The jobs report for April as well as a downward trend in initial claims for unemployment insurance may have signaled an improvement in the labor market as well, the Dallas Fed chief said. Employment picked up more than forecast in April, and the jobless rate unexpectedly declined to a four-year low of 7.5 percent, a Labor Department report showed on May 3. Revisions added a total of 114,000 jobs to the employment count in February and March.
Sales at U.S. retailers unexpectedly advanced in April, Commerce Department figures showed this week.
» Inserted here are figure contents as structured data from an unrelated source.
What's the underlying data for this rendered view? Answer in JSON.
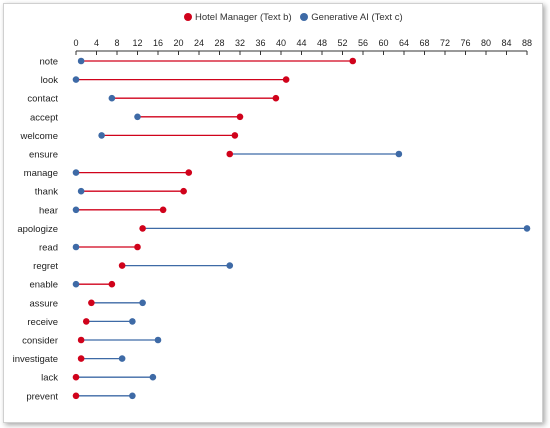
{
  "legend": {
    "a": {
      "label": "Hotel Manager (Text b)",
      "color": "#d0021b"
    },
    "b": {
      "label": "Generative AI (Text c)",
      "color": "#3e6aa6"
    }
  },
  "chart_data": {
    "type": "dumbbell",
    "xlim": [
      0,
      88
    ],
    "xticks": [
      "0",
      "4",
      "8",
      "12",
      "16",
      "20",
      "24",
      "28",
      "32",
      "36",
      "40",
      "44",
      "48",
      "52",
      "56",
      "60",
      "64",
      "68",
      "72",
      "76",
      "80",
      "84",
      "88"
    ],
    "grid": false,
    "legend_position": "top",
    "categories": [
      "note",
      "look",
      "contact",
      "accept",
      "welcome",
      "ensure",
      "manage",
      "thank",
      "hear",
      "apologize",
      "read",
      "regret",
      "enable",
      "assure",
      "receive",
      "consider",
      "investigate",
      "lack",
      "prevent"
    ],
    "series": [
      {
        "name": "Hotel Manager (Text b)",
        "color": "#d0021b",
        "values": [
          54,
          41,
          39,
          32,
          31,
          30,
          22,
          21,
          17,
          13,
          12,
          9,
          7,
          3,
          2,
          1,
          1,
          0,
          0
        ]
      },
      {
        "name": "Generative AI (Text c)",
        "color": "#3e6aa6",
        "values": [
          1,
          0,
          7,
          12,
          5,
          63,
          0,
          1,
          0,
          88,
          0,
          30,
          0,
          13,
          11,
          16,
          9,
          15,
          11
        ]
      }
    ]
  }
}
Fisher called the figures “a nice upside surprise.”
“This indicates that consumers may have digested delayed tax rebates and the increase in payroll taxes and are reaping the benefits of lower gasoline and food prices,” he said. “So the recovery presently appears to be strong enough to propel hopes that employment growth will continue improving over the near term.”
Inflation reports have been benign, with price measures likely to end the year between 1.5 percent and the Fed’s 2 percent goal, he said.
Labor Department figures today showed the cost of living fell in April for a second month, the first back-to-back declines in inflation since late 2008, as fuel prices retreated. The consumer-price index decreased 0.4 percent, the biggest decrease since December 2008, after falling 0.2 percent in March.
Some Fed officials, including St. Louis Fed President James Bullard, said last month that a further decline in inflation that persisted might warrant additional stimulus. Consumer prices rose 1 percent in March from a year earlier, the lowest level since October 2009, according to the Fed’s preferred gauge of inflation.
Inflation that has “persistently” stayed below the Fed’s goal is a concern and may suggest policy hasn’t done enough to support growth, Boston Fed President Eric Rosengren said today.
“The longer we in the U.S. remain so far below our 2 percent target, the greater the risk that inflation expectations could fall and real interest rates rise,” Rosengren said in the text of prepared remarks delivered in Milan. Low inflation and high unemployment “could lead one to argue that policy has not been sufficiently accommodative.”
Fisher has been president of the Dallas Fed since 2005 and will be a voting member of the FOMC next year. In 2011, he dissented twice against efforts to push down long-term borrowing costs and keep the benchmark interest rate near zero for a prolonged period. He voted in favor of tighter policy five times in 2008.